46 Prozent der befragten Erkrankten erklärten, die Familie gebe ihnen das Gefühl, nicht allein zu sein. Bei 41 Prozent haben Familienmitglieder eine Veränderung bemerkt und die Betroffenen darauf angesprochen; 38 Prozent wurden von Angehörigen ermutigt, sich professionelle Hilfe zu suchen. Die Familie sei zudem für ein gutes Drittel (34 Prozent) eine Stütze bei der Bewältigung des Alltags.
"Einfach da sein" hilft auch
"Morgens aufstehen, den Geschirrspüler ausräumen oder einen Arzttermin vereinbaren - all diese Tätigkeiten können in der Depression die größte Herausforderung sein", sagte Hegerl. Es sei wichtig zu wissen, dass Betroffene sich eben nicht gehen ließen, sondern dass ihnen krankheitsbedingt Antrieb und Hoffnung fehlten.

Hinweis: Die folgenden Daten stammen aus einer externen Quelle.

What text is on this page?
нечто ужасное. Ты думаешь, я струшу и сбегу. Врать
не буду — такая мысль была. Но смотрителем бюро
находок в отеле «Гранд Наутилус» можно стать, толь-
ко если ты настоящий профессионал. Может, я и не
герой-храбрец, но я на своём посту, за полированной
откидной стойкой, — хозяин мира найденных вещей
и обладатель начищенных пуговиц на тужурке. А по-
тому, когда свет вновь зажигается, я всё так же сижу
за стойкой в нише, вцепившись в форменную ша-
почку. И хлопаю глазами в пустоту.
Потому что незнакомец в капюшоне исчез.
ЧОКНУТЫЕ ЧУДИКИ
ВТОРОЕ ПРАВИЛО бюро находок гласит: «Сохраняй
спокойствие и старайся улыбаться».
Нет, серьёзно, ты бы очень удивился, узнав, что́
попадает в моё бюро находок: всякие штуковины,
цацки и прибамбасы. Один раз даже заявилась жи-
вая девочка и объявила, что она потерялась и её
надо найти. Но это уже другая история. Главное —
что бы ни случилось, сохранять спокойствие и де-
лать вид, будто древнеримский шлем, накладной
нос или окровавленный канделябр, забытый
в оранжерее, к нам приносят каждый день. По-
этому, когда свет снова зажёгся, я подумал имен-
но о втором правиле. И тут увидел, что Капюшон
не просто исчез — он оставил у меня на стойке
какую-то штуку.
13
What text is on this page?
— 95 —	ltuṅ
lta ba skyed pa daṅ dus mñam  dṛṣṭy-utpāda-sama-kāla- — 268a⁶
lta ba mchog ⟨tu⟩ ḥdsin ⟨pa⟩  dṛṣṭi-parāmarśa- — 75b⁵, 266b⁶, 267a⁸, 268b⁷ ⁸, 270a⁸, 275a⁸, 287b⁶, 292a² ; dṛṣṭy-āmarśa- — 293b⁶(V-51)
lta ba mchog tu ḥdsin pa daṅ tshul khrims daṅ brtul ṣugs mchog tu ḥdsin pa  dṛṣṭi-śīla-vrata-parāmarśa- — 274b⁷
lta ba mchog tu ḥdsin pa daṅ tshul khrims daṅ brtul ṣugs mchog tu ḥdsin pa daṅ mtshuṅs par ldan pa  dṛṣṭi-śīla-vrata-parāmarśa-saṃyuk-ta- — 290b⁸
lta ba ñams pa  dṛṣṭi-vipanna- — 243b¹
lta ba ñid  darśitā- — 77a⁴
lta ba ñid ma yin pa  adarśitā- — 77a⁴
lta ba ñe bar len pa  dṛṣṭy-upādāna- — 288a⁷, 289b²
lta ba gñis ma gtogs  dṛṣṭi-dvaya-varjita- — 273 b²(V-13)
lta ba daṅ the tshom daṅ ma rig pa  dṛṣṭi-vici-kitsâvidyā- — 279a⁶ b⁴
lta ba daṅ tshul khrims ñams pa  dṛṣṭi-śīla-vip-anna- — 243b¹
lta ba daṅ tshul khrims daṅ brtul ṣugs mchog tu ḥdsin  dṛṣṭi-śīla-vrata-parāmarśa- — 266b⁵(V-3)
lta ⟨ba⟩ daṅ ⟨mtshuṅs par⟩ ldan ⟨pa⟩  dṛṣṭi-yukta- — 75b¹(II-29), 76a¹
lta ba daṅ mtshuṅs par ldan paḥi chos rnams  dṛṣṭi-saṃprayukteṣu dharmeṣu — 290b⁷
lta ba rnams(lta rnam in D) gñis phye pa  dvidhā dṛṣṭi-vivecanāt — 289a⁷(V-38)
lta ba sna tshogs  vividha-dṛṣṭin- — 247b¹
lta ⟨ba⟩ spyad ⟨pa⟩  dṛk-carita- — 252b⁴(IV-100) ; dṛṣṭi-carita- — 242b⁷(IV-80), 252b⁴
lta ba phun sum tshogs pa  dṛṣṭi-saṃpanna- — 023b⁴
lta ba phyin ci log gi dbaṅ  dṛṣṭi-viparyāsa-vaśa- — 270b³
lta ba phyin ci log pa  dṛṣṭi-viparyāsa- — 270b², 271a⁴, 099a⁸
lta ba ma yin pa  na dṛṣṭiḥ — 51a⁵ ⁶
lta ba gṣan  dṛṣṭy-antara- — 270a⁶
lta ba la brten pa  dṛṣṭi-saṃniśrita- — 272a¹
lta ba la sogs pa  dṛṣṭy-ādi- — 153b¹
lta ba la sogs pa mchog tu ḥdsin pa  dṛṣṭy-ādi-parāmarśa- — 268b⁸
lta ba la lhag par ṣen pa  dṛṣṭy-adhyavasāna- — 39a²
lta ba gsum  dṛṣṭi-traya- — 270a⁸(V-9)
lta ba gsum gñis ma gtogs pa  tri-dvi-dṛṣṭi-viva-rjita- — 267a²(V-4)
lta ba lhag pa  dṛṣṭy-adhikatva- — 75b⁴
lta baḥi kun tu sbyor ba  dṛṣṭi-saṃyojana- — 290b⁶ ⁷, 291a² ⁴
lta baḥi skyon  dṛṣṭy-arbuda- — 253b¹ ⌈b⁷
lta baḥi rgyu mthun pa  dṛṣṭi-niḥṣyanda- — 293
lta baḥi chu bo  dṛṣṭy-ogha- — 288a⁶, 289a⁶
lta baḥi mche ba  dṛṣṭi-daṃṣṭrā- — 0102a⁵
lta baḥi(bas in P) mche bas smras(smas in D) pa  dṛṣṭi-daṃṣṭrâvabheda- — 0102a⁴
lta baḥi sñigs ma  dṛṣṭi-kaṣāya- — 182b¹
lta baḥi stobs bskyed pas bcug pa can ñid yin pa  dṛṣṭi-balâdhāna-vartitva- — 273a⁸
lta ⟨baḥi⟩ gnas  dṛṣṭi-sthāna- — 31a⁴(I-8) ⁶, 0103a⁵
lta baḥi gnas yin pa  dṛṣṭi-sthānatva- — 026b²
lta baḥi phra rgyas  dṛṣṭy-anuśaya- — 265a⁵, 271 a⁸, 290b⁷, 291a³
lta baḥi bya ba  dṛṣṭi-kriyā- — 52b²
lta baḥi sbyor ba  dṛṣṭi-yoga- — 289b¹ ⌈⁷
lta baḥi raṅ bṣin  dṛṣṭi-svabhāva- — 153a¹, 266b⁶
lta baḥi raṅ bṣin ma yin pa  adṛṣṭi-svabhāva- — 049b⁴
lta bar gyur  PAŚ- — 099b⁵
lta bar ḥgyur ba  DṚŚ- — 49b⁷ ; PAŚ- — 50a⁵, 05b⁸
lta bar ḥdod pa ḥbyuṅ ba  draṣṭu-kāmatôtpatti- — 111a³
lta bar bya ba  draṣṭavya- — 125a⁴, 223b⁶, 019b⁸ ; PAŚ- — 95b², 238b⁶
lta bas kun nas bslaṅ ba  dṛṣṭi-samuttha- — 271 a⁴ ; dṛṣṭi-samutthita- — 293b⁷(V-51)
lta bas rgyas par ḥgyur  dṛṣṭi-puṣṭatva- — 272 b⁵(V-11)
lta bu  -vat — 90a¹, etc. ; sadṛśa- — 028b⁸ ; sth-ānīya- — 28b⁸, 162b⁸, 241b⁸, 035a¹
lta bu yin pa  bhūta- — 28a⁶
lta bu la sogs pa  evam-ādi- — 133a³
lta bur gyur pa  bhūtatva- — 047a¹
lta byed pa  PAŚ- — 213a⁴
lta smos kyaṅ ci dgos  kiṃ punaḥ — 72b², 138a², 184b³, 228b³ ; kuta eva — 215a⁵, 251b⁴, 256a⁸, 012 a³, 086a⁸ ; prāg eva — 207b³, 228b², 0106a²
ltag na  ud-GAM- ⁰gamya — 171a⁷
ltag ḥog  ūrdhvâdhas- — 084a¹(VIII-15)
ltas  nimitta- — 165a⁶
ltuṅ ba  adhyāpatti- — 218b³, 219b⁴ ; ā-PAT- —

Häufig zögen sich depressiv erkrankte Menschen von anderen zurück, "weil ihnen alles zu viel wird", sagte der Forscher. Dies könne zu Missverständnissen und Konflikten führen. Jede zweite Familie berichte jedoch im Rückblick, dass sich die Beziehung zueinander vertieft oder verfestigt habe. Wenn jemand eine Behandlung zunächst ablehne, helfe nur Geduld, fügte Hegerl hinzu.
Viele Beratungsangebote
Die Studie unter 5.000 Personen zwischen 18 und 69 Jahren umfasste den Angaben zufolge auch zwei offene Fragen. Auf die Frage, was Betroffenen am meisten geholfen habe, lautete die häufigste Antwort: "einfach da sein". Als eher kontraproduktiv beschrieben es die meisten, wenn nahestehende Menschen die Depression nicht als Erkrankung betrachtet oder Druck ausgeübt hätten.
Im Fall einer Erkrankung oder eines Verdachts auf Depression ist ein Gespräch mit einem Arzt oder einem Psychotherapeuten nach Angaben der Deutschen Depressionshilfe unverzichtbar. Zusätzlich gibt es kostenlose Online- oder Telefonberatungen, Selbsthilfegruppen und Online-Foren.